Gorman, who testified this week in favor of a bill to allow New Hampshire teens to take driver education classes online, said he learned all he needed to know before taking his road test from Uncle Billy, and besides a smack on the head when he hit the brakes or the clutch too hard, the lessons were free.
Today, driver education classes cost between $500 and $700, and include 30 hours in a classroom and 10 hours on the road with a certified instructor.
That price tag was a big part of the reason dozens of people attended the hearing on Tuesday about a bill to add New Hampshire to the list of states - seven so far - that allow teens to take at least part of their driver education online.
A parent or other licensed driver over the age of 30 would assume responsibility for the 10 hours of driving training.
Until last year, the state required public high schools to offer driver education to students and provided a $150-per-student subsidy to fund the programs or the cost of a contract with a private driver instruction school.
This could be the last year that Concord High School will be among 13 public high schools and three private schools running their own programs. The loss of the state subsidy made the program more expensive, so the administration's proposed budget eliminated it.
The Concord School Board will be discussing the proposed cut at a budget work session Monday at 5:30 p.m.
Other schools in the state fulfilled the requirement by hiring one of the 78 private driver education schools to teach interested students to drive.
The owners of many of those schools attended the same hearing as Gorman and spoke out against the bill, saying it would make New Hampshire roads more dangerous.
The sponsors of the bill, including Rep. Laura Jones, a Rochester Republican, and Rep. Tara Sad, a Walpole Democrat, said on the contrary, it would encourage more teens to take a course, as opposed to waiting until they are 18 and can take the driving test for their license without the instructional requirement.
The N.H. Division of Motor Vehicles doesn't track how many license applications are placed by 18-year-olds who avoided driver education, said Director Richard Bailey.
DMV officials have been talking with the sponsors about how an online program could be crafted in a way that the division can implement and supervise it properly, but the agency has not taken a position on the bill, he said.

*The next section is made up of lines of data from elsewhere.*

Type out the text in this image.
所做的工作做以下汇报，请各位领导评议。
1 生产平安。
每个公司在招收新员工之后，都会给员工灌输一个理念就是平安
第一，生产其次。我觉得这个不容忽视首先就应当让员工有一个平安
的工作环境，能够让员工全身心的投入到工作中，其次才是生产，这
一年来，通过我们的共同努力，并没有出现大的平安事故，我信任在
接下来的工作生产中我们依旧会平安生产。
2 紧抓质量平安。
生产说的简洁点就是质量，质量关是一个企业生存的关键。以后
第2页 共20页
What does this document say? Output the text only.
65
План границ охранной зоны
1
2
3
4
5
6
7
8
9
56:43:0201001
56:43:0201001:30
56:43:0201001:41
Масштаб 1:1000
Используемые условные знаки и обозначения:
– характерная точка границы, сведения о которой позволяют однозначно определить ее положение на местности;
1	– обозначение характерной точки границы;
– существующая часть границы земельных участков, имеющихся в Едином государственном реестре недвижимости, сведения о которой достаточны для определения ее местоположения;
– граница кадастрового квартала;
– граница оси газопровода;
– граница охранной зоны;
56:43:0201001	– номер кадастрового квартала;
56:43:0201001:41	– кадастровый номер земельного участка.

"There are a number of studies that show there is no significant difference between someone taught online, and there are others that show there is. There's no clear answer, and that's why it's going to be a challenge as they look at this policy change," he said.
Change is one thing, but this bill would be too much change too quickly, said Sheryl Roy, who teaches at the driver education program at Timberlane Regional High School in Plaistow.
"If you're looking at changing things," she said at the hearing, "you really need to look at maybe incorporating online, and keeping the testing, but as soon as you take away the individual one-on-one in the car from a professional who's been doing this for a long time and give it to some parents who may not be very good with their own students, then you're putting the safety of all of us at risk."
Roy said she is against the legislation for several reasons, but not because, as supporters of the bill claimed, she's afraid for her job. Parents might be well-intentioned, but even the ones who are skilled drivers don't have training in how to teach, she said.
And to offset the cost of the course, most insurance carriers offer discounts of up to 10 percent for teens and young adults who complete driver education. Whether teens who take driver education online would face higher insurance rates is unknown and, for now, unknowable, said Jeff Foy, who owns the Foy Insurance Group's six offices in the state, including one in Pembroke.
Insurance rates are based on prior losses, so "until we develop data from students who have taken class online, we just won't know," he said.
The bill authorizing online driver education is awaiting a vote from the House Transportation committee. Chairman Rep. Sherman Packard of Londonderry said some committee members are working with the bill sponsors on amendments.
One would limit the driving instruction to a parent or guardian, not any licensed adult over age 30; another would address a verification process to ensure parents are appropriately trained and properly document the training they give their students.
"Really, we had the same concerns when the bill came before us five or six years ago," he said. "I will take a look and see what they bring forward. I'm not going to make any predetermination."